Will Turkey delay the Canal Istanbul project?
Last week has observed two main actions from the Turkish government in a bid to fight ongoing economic turbulence that devalued the Turkish Lira around 40 percent against the United States dollar.
On the political front, Turkey secured political and economic support from two European heavyweights, Germany and France, as well as its strategic regional ally, Qatar. Russia and China have also supported Turkey in what it calls “economic warfare” against the U.S. while the European Union has also expressed its sympathy to the Turkish government’s efforts to stop the plunge of the lira.
President Recep Tayyip Erdoğan announced that Turkey’s diplomatic campaign would continue in the coming period in a bid to create a strong defensive line against more probable sanctions from U.S. President Donald Trump.
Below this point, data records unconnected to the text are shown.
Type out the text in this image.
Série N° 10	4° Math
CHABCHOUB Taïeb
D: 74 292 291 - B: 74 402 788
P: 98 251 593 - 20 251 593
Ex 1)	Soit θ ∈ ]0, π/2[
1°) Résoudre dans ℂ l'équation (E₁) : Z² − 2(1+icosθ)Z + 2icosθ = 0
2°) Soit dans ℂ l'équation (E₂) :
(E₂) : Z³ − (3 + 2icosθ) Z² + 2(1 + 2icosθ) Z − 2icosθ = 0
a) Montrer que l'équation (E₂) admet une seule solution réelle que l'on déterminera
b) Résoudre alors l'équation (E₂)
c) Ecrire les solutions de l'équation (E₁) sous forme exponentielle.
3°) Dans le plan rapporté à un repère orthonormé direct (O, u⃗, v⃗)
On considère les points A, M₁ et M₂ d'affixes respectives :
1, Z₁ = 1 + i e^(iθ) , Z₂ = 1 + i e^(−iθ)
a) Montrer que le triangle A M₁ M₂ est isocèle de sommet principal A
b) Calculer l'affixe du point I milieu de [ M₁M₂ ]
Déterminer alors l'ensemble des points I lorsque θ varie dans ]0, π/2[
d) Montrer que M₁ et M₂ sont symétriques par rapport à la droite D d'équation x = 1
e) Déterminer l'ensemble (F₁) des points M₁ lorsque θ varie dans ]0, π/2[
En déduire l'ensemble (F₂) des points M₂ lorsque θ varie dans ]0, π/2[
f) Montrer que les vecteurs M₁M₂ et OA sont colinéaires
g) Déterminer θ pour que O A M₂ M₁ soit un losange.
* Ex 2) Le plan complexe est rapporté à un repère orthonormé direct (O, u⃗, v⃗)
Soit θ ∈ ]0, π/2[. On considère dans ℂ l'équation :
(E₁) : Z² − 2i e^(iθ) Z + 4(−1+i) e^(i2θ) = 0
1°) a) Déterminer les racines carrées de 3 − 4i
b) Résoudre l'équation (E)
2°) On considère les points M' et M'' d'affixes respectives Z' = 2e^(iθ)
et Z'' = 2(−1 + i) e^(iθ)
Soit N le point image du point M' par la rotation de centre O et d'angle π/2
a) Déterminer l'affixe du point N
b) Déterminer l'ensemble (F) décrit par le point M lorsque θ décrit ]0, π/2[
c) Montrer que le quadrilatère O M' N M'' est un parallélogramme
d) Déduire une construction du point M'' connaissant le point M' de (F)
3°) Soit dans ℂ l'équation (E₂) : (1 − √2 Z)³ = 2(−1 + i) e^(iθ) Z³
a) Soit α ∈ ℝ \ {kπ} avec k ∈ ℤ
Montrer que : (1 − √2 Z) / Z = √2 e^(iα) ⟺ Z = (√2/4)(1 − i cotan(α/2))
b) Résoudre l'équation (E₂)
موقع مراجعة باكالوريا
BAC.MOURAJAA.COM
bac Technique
On the economic front, more concrete measures have been observed since Aug. 13, especially after Black Friday (on Aug. 10) and turbulence late Sunday (Aug. 12) when the lira lost around 30 percent value against foreign currencies.
Short-term actions were coordinated by the Treasury and Finance Ministry and were implemented by the Central Bank, the Banking Regulatory and Supervision Agency (BDDK) and the Capital Markets Board (SPK). The Central Bank’s statement that it would provide all the liquidity needed by banks and that it would introduce new regulations to the advantage of the banking system has received a positive reaction from the markets. The plunge of the lira has stopped due to these measures, however they were still far from balancing it against the dollar and the euro.
Furthermore, Treasury and Finance Minister Berat Albayrak sought to ensure the finance sector and foreign investors in a teleconference on Aug. 16. His messages on the future of the Turkish economy and measures they will adopt were not much different from his earlier statements but the fact he ruled out capital control and distancing from the free market economy were well noted.
An important message delivered by Albayrak was the fact that the state has to reduce spending in order to save some money, which was interpreted as the prevailing of moderate growth in lieu of the government’s ambition for aggressive growth. To this end, he said he wanted austerity plans from all ministries and announced that Turkey could delay some major projects.
Although the minister did not name which projects could be delayed or canceled, it is not hard to take a guess on the government’s choice, as the list of mega projects is not that long.
At the top of the list is of course the much-controversial Canal Istanbul project, which is planned to be constructed through a build-operate-transfer model. The estimated cost of Canal Istanbul is a minimum of $15 billion, according to reports, with estimates it could be doubled as the project runs.
Another major project, which will also be built through the build-operate-transfer model, is the three-level subsea tunnel under Istanbul’s Bosphorus Strait, which will connect the city’s two sides with one railway and two highways. The project is to cost $3.5 billion.
Erdoğan’s enthusiasm with regard to Canal Istanbul is well-known. At a meeting in which he outlined his 100-day action plan last month, the president stressed the environment plans would be prepared within this period.
“Abandoning this project is out of the question. It is irreversible. Why should we not have a canal like the Panama Canal and the Suez Canal?” he had asked. Two cities will be built on both sides of the canal, Erdoğan stressed, informing that around 22 million square meters would be allocated to the mass housing directorate.
As a matter of fact, the government’s studies on Canal Istanbul have unfortunately ignored the necessary analysis and assessments of experts from various fields. Erdoğan seems to only be focused on the potential employment and economic mobility as a result of a new construction campaign on both sides of the so-called seaway without its impacts on the environment, the Marmara Sea and the Bosphorus.
According to experts, there is a very delicate balance in the water flows between the Marmara and the Black Sea and the construction of the canal can ruin it. Canal Istanbul can also kill underground waters in the region and can cause drying of natural water reserves. Economic and social experts are also against the plan on the grounds that it can cause population density in an already overpopulated Istanbul.
Experts also say, unlike Egypt and Panama, Turkey already has a natural seaway. So why spend billions of dollars on such a fantasy?
In brief, cancelling the Canal Istanbul project would be one of the most rational measures taken by the government in order to avoid future environmental damage and to cut unnecessary spending.